[Paper Notes] DayDreamer: World Models for Physical Robot Learning - CoRL 2022
Published:
Key information
- This paper learns two models: a world model trained on off-policy sequences through supervised learning, and an actor-critic model to learn behaviors from trajectories predicted by the learned model.
- The data collection and learning updates are decoupled, enabling fast training without waiting for the environment.

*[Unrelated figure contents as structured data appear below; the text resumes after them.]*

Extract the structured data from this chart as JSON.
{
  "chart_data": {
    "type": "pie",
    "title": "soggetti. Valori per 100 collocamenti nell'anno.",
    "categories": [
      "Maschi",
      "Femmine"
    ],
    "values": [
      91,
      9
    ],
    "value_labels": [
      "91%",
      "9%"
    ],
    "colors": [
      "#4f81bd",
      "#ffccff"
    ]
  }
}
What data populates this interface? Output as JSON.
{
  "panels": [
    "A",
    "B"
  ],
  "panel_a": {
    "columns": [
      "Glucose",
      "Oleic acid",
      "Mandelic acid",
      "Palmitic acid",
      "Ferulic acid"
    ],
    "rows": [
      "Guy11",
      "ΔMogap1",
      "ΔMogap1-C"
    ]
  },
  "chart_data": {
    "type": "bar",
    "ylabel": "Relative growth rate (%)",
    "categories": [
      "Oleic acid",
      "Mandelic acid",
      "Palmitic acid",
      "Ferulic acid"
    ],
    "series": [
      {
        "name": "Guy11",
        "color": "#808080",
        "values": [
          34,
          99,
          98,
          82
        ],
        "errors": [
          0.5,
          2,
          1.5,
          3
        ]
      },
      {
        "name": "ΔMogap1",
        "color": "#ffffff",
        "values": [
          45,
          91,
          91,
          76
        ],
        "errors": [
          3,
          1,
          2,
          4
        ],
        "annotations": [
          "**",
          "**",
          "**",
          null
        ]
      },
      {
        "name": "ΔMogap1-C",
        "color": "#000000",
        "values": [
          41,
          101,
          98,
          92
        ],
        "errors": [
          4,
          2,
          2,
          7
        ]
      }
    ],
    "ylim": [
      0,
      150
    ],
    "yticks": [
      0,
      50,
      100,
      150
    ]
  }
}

A learner thread continuously trains the world model and actor-critic behavior, while an actor thread in parallel computes actions for environment interaction.
World model learning
- The world model can be thought of as a fast simulator of the environment that the robot learns autonomously, despite that the physical robot runs in real environment.
- The world model is based on the Recurrent State-Space Model (RSSM) which consists of encoder, decoder, dynamics and reward networks.
- The encoder network fuses all sensory inputs $x_t$ together into the stochastic representations $z_t$. The dynamics model learns to predict the sequence of stochastic representations by using its recurrent state $h_t$. The reward network predicts task rewards by letting the robot interact with the real world. (It appears that the decoder network is not in use in this paper.)
- All components of the world model are jointly optimized by stochastic backpropagation
Actor-critic learning
The actor-critic algorithm learns a behavior that is specific to the task at hand, in which the actor-network decides which action to take in a given state by maximizing returns, whereas the critic-network evaluates the action by regressing the returns.
Experiments
Experiments are carried out on four different robots with different tasks.
- Unitree A1 Quadruped Walking
- UR5 Multi-Object Visual Pick and Place
- XArm Visual Pick and Place
- Sphero Navigation
My takeaways
The paper gives a method in which RL can be trained in real environments aside from a simulator. A world model is trained and used for quick updates, and the data collection and learning updates are decoupled. These techniques provide insightful ideas for future reinforcement learning architectural design.
Reproduction of this paper
- Physical robots (May require MuJoCo or Isaac to reproduce due to lack of hardware)
- Games (Easier to reproduce)